Still, Pearls isn't the comeback I'd anticipated. There's an odd indifference — perhaps it's melancholy — in King's replays of chestnuts like "Locomotion," "Oh No Not My Baby" and "Goin' Back." These tunes lack the definitive touch or the first-time-out exuberance that characterized similar remakes on Writer: Carole King and Tapestry — or, for that matter," Dancin' with Tears in My Eyes," Pearls' one new number. This composition — a catchy throwback to King's Shirelles days and a great improvement over her recent psychobabbling — is the current album's most lavishly produced track, and that leads to another slight disappointment: the oldies here are done almost austerely with little more than piano and voice, like demos from the Great Masters. Though the a cappella intro to "Chains" and the speedy tempo and shooby-dooby-doo-wahs in "One Fine Day" are fun, the clattery, kitschy arrangements of yore are missed.

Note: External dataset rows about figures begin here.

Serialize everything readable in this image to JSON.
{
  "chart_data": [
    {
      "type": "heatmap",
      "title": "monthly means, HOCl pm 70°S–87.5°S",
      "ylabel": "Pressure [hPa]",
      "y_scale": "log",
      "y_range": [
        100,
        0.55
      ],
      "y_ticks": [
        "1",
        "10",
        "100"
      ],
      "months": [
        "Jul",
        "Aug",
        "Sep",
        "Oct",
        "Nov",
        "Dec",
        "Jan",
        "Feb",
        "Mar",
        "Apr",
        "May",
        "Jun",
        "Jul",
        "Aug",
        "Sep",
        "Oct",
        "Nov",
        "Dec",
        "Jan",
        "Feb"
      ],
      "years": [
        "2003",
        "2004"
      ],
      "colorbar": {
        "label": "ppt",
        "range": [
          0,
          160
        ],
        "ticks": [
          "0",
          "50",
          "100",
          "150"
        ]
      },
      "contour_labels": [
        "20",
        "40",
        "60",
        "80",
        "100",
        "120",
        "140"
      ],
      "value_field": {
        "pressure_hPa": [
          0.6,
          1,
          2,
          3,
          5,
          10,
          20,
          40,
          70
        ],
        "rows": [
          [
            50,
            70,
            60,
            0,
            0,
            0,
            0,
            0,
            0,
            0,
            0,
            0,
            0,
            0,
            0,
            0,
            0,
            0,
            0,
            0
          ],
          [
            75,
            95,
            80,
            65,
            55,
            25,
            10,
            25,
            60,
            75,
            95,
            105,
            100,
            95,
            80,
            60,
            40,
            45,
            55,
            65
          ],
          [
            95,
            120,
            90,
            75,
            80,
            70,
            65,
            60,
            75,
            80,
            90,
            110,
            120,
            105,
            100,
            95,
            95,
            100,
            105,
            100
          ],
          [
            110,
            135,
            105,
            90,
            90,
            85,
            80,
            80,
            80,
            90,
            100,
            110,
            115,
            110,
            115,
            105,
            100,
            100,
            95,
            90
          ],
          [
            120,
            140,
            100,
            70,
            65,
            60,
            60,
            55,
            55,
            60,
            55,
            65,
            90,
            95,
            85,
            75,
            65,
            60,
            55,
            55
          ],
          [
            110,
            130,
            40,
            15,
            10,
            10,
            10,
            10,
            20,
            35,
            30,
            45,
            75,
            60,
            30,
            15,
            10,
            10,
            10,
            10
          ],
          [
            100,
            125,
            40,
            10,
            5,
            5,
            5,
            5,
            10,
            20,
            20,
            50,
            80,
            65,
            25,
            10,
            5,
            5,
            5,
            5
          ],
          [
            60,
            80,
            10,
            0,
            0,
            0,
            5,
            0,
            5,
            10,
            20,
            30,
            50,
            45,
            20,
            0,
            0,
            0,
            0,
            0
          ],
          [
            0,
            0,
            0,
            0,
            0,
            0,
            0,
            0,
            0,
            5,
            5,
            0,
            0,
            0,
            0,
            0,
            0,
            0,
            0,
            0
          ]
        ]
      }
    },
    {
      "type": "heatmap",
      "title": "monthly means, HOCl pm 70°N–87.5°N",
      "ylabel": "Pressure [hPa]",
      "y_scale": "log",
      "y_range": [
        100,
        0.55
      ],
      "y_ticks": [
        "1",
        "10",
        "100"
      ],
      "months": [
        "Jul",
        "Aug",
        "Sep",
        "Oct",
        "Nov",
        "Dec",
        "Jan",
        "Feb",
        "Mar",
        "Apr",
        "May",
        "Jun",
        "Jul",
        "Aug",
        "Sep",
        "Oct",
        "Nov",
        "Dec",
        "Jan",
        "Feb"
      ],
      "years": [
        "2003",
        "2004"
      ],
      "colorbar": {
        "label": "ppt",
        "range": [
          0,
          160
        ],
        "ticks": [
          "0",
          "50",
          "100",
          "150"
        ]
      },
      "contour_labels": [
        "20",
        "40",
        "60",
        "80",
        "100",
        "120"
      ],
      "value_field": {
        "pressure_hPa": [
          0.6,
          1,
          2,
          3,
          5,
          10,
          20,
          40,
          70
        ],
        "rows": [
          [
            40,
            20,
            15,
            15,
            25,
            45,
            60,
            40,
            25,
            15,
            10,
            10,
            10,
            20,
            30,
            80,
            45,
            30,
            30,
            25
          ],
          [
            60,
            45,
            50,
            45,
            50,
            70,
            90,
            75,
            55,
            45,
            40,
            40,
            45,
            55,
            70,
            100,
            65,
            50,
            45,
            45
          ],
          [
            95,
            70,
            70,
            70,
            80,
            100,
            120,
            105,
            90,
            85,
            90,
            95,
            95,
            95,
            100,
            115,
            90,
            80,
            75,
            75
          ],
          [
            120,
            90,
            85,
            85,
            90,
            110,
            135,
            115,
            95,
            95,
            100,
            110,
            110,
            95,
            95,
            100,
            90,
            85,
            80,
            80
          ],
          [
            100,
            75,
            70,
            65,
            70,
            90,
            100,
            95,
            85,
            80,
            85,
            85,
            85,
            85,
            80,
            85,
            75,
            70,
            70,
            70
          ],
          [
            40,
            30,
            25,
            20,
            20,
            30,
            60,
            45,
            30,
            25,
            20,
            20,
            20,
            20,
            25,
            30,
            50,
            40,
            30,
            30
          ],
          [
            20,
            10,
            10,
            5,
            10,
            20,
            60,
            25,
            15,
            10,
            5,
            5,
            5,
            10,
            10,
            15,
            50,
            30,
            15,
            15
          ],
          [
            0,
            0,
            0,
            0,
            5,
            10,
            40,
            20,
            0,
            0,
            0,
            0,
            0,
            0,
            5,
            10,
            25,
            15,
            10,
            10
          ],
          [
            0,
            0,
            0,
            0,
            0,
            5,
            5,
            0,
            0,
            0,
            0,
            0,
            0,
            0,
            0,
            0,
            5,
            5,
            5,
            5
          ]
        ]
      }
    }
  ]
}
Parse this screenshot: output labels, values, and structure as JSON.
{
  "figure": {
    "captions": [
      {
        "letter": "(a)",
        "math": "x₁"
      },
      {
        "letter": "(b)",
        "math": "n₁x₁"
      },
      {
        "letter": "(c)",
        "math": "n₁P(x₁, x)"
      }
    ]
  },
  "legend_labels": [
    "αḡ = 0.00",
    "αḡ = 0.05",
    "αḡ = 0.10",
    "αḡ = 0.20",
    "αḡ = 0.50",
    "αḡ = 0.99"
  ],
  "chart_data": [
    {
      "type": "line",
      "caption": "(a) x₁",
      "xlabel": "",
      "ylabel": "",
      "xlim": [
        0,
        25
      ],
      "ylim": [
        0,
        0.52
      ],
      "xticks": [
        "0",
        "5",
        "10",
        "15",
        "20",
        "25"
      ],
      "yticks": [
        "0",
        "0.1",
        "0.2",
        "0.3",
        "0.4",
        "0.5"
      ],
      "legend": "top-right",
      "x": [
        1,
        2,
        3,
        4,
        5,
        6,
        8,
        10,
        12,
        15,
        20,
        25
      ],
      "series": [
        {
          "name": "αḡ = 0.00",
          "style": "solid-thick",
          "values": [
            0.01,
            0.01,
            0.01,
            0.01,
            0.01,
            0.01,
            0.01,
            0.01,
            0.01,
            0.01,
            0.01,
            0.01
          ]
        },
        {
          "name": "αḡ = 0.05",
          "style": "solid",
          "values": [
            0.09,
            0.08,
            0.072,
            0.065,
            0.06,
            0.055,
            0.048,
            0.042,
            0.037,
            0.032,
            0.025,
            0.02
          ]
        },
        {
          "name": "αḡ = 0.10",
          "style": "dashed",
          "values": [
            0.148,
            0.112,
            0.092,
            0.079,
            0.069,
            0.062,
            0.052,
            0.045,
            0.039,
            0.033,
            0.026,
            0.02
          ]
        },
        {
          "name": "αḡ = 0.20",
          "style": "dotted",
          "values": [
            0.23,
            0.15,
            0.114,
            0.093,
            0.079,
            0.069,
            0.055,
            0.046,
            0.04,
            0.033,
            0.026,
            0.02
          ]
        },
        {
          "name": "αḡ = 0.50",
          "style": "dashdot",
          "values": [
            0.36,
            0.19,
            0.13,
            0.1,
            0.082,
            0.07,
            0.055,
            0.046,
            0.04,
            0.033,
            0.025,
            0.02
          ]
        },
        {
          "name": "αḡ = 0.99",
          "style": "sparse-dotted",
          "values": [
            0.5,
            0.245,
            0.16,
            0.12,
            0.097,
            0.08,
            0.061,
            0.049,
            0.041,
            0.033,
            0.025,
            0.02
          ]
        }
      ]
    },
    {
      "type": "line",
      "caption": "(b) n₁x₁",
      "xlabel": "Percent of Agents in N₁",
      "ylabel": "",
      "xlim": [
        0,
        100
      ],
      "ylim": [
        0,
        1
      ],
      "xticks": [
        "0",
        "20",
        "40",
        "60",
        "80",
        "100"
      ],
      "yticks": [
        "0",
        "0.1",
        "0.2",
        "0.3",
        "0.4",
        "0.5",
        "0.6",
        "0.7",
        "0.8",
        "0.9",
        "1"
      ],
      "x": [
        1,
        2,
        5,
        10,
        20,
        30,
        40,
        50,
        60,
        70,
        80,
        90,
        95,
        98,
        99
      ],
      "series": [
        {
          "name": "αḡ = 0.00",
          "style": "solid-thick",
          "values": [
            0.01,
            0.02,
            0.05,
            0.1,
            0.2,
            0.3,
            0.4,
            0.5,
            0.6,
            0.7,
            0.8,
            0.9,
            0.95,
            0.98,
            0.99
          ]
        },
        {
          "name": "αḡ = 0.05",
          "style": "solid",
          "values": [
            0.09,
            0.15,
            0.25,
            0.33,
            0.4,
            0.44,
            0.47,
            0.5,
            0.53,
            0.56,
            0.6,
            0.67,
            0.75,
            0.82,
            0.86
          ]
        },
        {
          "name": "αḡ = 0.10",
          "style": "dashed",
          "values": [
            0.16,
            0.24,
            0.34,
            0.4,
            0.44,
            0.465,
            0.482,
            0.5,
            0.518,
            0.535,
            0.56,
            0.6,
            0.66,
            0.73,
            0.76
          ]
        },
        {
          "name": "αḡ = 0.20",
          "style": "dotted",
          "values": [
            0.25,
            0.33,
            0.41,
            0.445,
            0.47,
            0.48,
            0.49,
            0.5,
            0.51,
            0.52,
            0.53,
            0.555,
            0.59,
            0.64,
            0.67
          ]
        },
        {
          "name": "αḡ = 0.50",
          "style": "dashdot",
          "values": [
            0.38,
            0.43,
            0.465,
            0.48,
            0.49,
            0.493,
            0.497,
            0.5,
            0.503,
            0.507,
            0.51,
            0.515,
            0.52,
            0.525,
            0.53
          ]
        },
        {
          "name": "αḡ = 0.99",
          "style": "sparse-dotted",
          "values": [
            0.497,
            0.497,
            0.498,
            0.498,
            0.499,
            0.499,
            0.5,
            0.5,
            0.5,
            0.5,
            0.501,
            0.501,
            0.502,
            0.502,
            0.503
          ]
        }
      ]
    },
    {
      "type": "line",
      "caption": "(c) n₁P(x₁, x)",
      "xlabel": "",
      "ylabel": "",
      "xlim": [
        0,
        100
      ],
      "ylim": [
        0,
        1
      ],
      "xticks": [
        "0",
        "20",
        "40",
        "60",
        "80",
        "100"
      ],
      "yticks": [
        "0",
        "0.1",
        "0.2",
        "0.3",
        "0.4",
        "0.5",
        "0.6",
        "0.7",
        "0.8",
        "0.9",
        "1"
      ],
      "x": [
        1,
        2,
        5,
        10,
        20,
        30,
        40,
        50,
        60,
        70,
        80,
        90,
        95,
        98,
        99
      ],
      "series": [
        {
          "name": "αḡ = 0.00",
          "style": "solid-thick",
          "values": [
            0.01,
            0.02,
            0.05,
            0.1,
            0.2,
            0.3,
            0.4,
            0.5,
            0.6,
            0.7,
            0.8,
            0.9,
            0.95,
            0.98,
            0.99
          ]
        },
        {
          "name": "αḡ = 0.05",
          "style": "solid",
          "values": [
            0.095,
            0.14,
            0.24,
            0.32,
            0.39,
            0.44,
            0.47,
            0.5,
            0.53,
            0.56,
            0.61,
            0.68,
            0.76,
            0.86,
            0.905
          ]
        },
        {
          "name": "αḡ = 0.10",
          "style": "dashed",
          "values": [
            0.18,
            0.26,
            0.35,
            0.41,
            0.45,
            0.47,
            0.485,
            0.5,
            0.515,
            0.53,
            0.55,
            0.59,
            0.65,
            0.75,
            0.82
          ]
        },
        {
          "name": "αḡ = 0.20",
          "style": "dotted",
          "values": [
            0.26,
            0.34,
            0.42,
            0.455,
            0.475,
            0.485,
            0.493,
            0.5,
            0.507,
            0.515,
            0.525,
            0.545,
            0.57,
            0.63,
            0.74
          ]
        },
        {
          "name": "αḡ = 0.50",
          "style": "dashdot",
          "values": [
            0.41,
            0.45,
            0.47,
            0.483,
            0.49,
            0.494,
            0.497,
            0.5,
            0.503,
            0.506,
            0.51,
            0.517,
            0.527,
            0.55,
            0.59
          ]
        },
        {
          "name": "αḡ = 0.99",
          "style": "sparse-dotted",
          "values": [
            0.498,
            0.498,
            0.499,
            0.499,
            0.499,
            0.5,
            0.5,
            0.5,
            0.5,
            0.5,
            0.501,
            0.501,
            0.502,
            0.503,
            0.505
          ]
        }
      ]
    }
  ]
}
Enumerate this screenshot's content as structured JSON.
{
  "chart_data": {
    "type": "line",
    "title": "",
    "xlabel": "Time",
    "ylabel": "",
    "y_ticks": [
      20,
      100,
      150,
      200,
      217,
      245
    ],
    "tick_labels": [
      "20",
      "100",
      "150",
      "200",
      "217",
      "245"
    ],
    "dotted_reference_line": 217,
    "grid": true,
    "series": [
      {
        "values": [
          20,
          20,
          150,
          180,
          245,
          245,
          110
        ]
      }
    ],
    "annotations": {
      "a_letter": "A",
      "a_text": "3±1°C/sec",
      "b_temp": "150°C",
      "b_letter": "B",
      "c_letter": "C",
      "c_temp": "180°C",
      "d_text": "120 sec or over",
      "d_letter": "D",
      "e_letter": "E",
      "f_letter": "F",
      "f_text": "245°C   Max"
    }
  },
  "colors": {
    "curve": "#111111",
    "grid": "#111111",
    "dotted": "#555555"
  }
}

Interestingly, Pearls' best cuts are those least associated with Carole King. Besides "Dancin' with Tears in My Eyes," there's "Snow Queen" (which King first recorded in 1968 with her trio, the City), now redelivered in a nicely streamlined, jazz-propelled version. The biggest surprise is "Hey Girl." This old Freddie Scott hit is a strange choice, given the lyric's gender specifications, but King gives it a beautifully rough, near-torchy treatment. Her passionate performance is reminiscent of Linda Ronstadt's version of "Hurt So Bad" — it climaxes in long notes of rage mixed with desperation — but, to these ears, King's is the more emotionally convincing and aesthetically pleasing.

Of course, doing an LP like Pearls presents Carole King with a new problem. It brings her career full circle (as did her first solo effort, Writer), yet it also raises the question: where does she go from here? Judging from the burned-out quality of the records immediately preceding Pearls, that question is pretty scary.